Catholic World News News Feature
New Rules Give Vatican Responsibility For Certain Clerical Discipline January 07, 2002
VATICAN, Jan 7, 02 (CWNews.com) - Pope John Paul II has issued a new policy document, giving the Congregation for the Doctrine of the Faith responsibility for handling the discipline of priests who commit "grave offenses" against the sacraments or the sexual abuse of children.
The policy is set out in a "motu proprio," which was published today in Acta Apostolica Sedes, the official annals of the Holy See. The four-page document, written in Latin and entitled "Sacramentorum sanctitatis tutela," is dated May 19, 2001, and has already been conveyed to all the world's bishops by Cardinal Joseph Ratzinger, the prefect of the Congregation for the Doctrine of the Faith.

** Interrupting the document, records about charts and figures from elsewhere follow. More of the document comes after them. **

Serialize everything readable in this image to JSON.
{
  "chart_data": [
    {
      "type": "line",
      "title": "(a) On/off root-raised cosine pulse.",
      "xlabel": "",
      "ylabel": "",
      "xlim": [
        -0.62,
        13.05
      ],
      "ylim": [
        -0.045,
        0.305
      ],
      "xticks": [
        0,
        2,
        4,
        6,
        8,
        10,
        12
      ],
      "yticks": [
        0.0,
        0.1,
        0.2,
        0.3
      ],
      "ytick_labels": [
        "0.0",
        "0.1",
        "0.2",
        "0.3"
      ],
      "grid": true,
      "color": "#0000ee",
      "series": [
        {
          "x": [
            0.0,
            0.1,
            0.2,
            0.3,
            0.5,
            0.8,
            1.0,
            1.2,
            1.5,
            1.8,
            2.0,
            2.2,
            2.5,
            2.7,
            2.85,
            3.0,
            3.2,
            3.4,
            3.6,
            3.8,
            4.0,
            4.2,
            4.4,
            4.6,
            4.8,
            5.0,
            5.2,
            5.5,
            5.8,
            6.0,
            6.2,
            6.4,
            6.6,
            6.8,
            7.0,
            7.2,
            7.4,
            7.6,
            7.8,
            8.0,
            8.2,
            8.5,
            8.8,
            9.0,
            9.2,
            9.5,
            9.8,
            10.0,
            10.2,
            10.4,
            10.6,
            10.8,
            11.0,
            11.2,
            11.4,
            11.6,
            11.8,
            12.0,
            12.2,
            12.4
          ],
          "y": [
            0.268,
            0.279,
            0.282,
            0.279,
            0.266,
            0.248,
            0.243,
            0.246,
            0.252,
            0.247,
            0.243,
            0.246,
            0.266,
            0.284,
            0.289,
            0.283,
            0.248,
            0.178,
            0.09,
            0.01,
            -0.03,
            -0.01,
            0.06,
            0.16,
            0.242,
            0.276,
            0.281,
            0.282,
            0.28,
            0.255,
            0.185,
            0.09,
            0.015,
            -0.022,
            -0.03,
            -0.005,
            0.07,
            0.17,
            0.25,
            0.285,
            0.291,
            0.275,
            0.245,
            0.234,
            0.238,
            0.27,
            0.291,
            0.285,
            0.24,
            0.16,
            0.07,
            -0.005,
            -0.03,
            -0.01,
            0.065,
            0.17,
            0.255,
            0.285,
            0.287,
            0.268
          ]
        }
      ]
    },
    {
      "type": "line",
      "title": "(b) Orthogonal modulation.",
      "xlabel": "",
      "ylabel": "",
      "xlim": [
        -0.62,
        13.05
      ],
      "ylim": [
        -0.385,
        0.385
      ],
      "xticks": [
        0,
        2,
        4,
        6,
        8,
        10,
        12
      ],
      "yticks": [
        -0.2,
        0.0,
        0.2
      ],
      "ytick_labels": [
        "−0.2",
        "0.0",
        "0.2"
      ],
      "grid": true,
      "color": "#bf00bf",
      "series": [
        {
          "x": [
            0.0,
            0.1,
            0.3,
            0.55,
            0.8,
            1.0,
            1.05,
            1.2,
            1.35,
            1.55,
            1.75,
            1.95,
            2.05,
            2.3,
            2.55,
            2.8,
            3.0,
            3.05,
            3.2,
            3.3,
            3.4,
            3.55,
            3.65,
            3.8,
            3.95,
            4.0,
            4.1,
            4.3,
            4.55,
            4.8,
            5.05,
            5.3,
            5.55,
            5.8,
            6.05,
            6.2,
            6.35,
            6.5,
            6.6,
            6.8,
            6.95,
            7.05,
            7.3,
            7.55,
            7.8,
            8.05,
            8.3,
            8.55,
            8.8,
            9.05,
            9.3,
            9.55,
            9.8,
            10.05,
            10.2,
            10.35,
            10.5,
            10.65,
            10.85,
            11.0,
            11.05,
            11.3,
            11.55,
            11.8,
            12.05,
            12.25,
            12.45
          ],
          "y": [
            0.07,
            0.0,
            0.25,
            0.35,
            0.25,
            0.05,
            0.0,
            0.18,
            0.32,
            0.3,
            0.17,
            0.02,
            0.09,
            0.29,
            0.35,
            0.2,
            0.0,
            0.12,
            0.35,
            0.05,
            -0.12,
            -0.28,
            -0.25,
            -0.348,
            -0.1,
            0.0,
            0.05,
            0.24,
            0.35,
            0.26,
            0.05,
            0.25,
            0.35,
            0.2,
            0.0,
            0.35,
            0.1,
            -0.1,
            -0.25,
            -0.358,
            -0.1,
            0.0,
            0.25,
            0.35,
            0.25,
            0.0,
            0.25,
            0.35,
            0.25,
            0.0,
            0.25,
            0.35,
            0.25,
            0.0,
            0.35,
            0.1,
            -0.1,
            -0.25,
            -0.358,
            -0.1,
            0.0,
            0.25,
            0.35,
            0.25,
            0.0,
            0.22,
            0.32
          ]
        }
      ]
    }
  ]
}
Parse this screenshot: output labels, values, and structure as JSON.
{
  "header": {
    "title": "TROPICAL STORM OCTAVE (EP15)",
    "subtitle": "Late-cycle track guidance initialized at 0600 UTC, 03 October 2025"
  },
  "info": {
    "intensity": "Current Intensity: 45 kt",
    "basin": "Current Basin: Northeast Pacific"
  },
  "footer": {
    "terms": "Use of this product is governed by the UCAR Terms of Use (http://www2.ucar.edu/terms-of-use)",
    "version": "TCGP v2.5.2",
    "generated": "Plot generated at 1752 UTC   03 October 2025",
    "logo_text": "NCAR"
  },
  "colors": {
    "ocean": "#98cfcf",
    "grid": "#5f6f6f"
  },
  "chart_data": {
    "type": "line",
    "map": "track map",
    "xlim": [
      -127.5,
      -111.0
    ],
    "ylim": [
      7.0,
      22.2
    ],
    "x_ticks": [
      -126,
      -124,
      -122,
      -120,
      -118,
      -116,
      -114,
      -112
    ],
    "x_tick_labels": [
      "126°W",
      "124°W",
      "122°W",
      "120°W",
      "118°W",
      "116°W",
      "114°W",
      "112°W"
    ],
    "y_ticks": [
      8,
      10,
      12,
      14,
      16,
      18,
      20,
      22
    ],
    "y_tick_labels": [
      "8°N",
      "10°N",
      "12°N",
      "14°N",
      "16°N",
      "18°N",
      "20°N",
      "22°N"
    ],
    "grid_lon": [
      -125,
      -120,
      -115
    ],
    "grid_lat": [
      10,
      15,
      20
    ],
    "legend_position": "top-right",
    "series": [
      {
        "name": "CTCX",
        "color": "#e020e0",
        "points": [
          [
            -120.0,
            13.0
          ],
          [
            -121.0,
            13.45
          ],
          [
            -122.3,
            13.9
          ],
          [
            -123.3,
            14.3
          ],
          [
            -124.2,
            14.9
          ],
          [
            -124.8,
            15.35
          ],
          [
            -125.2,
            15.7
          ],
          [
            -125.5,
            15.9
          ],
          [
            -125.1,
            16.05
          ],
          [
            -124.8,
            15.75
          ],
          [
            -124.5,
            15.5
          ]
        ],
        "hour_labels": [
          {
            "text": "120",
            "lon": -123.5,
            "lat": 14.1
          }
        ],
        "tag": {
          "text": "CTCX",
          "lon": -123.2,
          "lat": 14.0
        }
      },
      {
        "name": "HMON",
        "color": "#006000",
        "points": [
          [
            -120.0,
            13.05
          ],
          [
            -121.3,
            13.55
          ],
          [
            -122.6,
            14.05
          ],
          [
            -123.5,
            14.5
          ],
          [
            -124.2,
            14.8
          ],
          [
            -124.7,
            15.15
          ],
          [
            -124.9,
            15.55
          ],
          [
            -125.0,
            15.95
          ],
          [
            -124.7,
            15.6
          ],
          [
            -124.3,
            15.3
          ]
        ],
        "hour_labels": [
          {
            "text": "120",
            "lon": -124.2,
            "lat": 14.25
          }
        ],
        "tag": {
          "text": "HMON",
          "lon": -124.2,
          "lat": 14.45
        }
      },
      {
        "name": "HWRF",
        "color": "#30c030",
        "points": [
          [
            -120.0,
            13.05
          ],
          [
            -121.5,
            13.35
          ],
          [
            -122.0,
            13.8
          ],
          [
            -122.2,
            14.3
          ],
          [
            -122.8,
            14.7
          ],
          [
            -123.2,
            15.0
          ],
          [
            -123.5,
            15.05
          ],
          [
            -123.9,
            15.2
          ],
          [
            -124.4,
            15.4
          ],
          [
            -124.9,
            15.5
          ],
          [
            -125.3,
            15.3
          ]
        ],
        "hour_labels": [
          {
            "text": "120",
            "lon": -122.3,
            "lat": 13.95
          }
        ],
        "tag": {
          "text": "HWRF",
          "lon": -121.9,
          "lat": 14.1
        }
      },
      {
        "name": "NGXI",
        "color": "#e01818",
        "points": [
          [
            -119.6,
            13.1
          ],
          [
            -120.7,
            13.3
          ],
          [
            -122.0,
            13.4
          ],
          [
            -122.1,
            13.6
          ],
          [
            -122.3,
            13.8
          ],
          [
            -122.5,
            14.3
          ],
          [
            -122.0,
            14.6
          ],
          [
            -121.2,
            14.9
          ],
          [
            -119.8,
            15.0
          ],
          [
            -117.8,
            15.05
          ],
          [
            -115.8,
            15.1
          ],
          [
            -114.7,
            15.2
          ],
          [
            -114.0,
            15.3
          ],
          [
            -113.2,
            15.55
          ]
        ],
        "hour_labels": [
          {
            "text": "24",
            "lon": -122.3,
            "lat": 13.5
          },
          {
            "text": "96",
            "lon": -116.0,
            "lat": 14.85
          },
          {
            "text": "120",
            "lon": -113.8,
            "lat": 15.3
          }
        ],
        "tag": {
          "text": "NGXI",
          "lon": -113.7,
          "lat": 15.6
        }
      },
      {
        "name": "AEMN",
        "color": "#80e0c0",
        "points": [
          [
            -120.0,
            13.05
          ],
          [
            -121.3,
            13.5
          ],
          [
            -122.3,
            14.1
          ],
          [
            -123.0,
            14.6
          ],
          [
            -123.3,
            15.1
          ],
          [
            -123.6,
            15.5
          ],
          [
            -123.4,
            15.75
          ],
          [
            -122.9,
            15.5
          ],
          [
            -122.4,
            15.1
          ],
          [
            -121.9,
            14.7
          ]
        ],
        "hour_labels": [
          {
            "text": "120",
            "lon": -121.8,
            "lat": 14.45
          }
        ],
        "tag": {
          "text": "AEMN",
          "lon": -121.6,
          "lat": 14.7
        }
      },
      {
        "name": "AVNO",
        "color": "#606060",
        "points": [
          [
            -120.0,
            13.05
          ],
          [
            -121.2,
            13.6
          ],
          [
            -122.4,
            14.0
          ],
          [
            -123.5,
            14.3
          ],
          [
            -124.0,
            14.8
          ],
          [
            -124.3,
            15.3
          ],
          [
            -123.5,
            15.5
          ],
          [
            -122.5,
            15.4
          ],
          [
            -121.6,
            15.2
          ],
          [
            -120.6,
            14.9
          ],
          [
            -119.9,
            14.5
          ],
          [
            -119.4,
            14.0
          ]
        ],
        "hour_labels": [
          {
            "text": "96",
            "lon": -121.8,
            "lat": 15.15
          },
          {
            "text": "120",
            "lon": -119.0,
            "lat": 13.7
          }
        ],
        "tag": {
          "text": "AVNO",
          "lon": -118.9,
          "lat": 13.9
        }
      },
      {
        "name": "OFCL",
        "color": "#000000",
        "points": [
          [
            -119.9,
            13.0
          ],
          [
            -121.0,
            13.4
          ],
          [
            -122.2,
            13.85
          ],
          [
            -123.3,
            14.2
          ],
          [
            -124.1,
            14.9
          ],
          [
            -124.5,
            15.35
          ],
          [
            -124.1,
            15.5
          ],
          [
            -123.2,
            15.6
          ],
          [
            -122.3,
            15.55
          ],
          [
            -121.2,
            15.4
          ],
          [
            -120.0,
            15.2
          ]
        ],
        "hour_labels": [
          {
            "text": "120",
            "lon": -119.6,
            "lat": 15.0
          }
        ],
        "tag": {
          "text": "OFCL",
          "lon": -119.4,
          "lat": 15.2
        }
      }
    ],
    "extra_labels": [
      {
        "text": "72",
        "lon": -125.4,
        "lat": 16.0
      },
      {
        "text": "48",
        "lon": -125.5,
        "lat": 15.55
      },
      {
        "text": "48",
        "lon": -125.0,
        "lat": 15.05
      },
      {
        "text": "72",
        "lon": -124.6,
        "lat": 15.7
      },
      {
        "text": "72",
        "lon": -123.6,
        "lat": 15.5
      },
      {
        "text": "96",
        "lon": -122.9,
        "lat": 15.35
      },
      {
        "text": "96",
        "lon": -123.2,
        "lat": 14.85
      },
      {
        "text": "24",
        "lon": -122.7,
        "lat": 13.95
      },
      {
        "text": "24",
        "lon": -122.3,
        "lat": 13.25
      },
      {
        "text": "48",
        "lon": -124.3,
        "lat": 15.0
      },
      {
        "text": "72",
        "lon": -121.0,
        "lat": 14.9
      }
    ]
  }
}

The motu proprio has the effect of changing certain aspects of Canon Law, giving new authority to the Congregation for the Doctrine of the Faith. That Congregation is authorized to respond to cases in which priests commit any of certain specific offenses. The offenses listed-- eight in number-- concern the Eucharist, the sacrament of Penance, and immoral behavior.
The listed offenses against the Eucharist include disrespectful treatment of the sacred species, "concelebrating" with an individual who is not an ordained Catholic priest, or celebrating Mass for sacrilegious purposes. Offenses against Penance include using the sacrament as a pretext for soliciting sexual partners, and violating the seal of confession. Another category of "grave offenses" is "sin against the 6th Commandment committed with a minor of less than 18 years."
When these offenses are reported, Cardinal Ratzinger informs the world's bishops and religious superiors that they should conduct an investigation of the charges, and also notify the Congregation for the Doctrine of the Faith. The disciplinary response is reserved to that Vatican body. The Vatican will maintain records of all such disciplinary cases for 10 years, except in pedophilia cases, for which the files will remain open for 18 years.
The purpose of the new disciplinary policy, Cardinal Ratzinger explains in a letter accompanying the motu proprio, is "not only to avoid these grave sins but also to protect the sanctity of the clergy and the faithful through the necessary sanctions and pastoral care."